We noticed a couple of differences from twenty-five years ago. For one thing, tourism isn’t nearly as easy or enjoyable. Terrorists and technologists put a dampener on the fun.
Security is everywhere. And I mean tough, no nonsense soldiers, not our clock-watching TSA gatekeepers. These decked out fully armed men and women strode purposefully in urban warfare formation. They never stopped. They never quit looking around. They never acted friendly.
Every public place included security checkpoints. In most cases, this meant two lines; one to check your bags and another for tickets. Standing line could wear you out before you got the first glance at a historic artifact. Worse, everything was cordoned off. No more grand vistas of the Eiffel Tower. The base is surrounded by barricades and open space under the tower is the province of black and white photographs from the pre-digital age. Notre Dame is still free, but a glacial line to get through security can consume the entire forecourt. If you’re a millennial, you think this is normal. How terribly sad.

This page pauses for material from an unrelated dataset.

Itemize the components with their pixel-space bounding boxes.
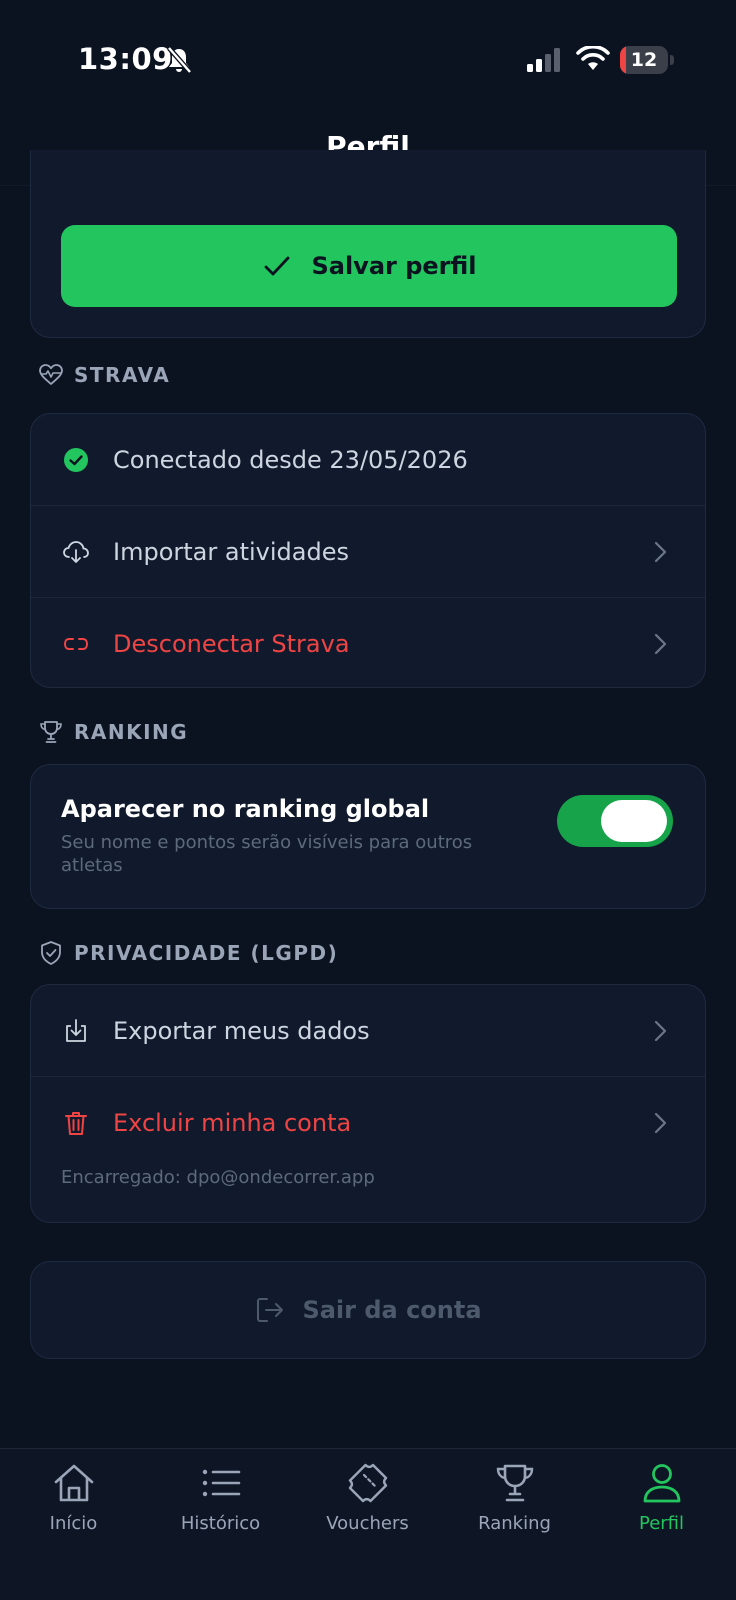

Technologist have spoiled the party as well. Everybody born after the breakup of the Beatles has a selfie stick and insists on recording every moment of their lives. It’s as if they can’t enjoy life in the moment. They must see a digital representation to believe it’s real. And they can’t just snap their picture and get on with it. They wield their selfie stick like a baton, twirl it, shove it in other people’s faces, or just endlessly hold up traffic as they preen and mug for the perfect shot to share with the world on Instagram. Everybody is a celebrity in their own mind.
In the olden days, read the distant Twentieth Century, single-purpose cameras took photographs on expensive film that took more coin to develop and print. It also cost far too much to make a copy for everyone on the planet. Tourists stood away from the object of interest, took their picture, and moved on. That meant Kodak Moments seldom disrupted your enjoyment of a world wonder. Not today. People crowd forward so they can shoot backwards while claiming an arc of free space by waving a plastic stick with all of the authority of a scepter. Digital is free, everyone has a device, and spreading copies to people you don’t know is de rigueur. Pity the poor soul who just wants to feast on an exhibit with their eyes and ears.
These inconveniences were restricted to tourist attractions. Our small hotel in a pleasant neighborhood had all the charm of the Paris we knew twenty-five years ago. We were nestled on a quiet side street, with tiny grocery stores, casual cafés, fine dining, with trendy shopping, Metro stations, and bustling Parisians just steps away.
We had a wonderful time. Actually, our first visit was thirty-five years ago. At the time, we had never been anyplace more exotic than Tijuana. On our first night, we walked out of our Left Bank hotel and wandered down the street to a restaurant. We had no idea how to order. We knew no French. The waiters knew no English. We were so naïve, we ordered entrées as our main course. We had accidentally chosen La Coupole, the most famous and historic restaurant on all of the Left Bank. The whole experience was fun as hell, and it had a lot to do with our penchant for travel ever since. We were again in Paris for our fiftieth anniversary, so we decided to celebrate our grand night at La Coupole. It was fun. The food was great. The waiters charming. And best of all, the ghosts of all those famous artists and writers joined us in celebration of our first fifty years together.
Viva la France.
P.S: I write this from New York City, not Omaha. Our flight was cancelled. My last post (Planes, Trains, and Automobiles) bewailed our travel mishaps getting to New York. Evidently our travel hobgoblin has returned.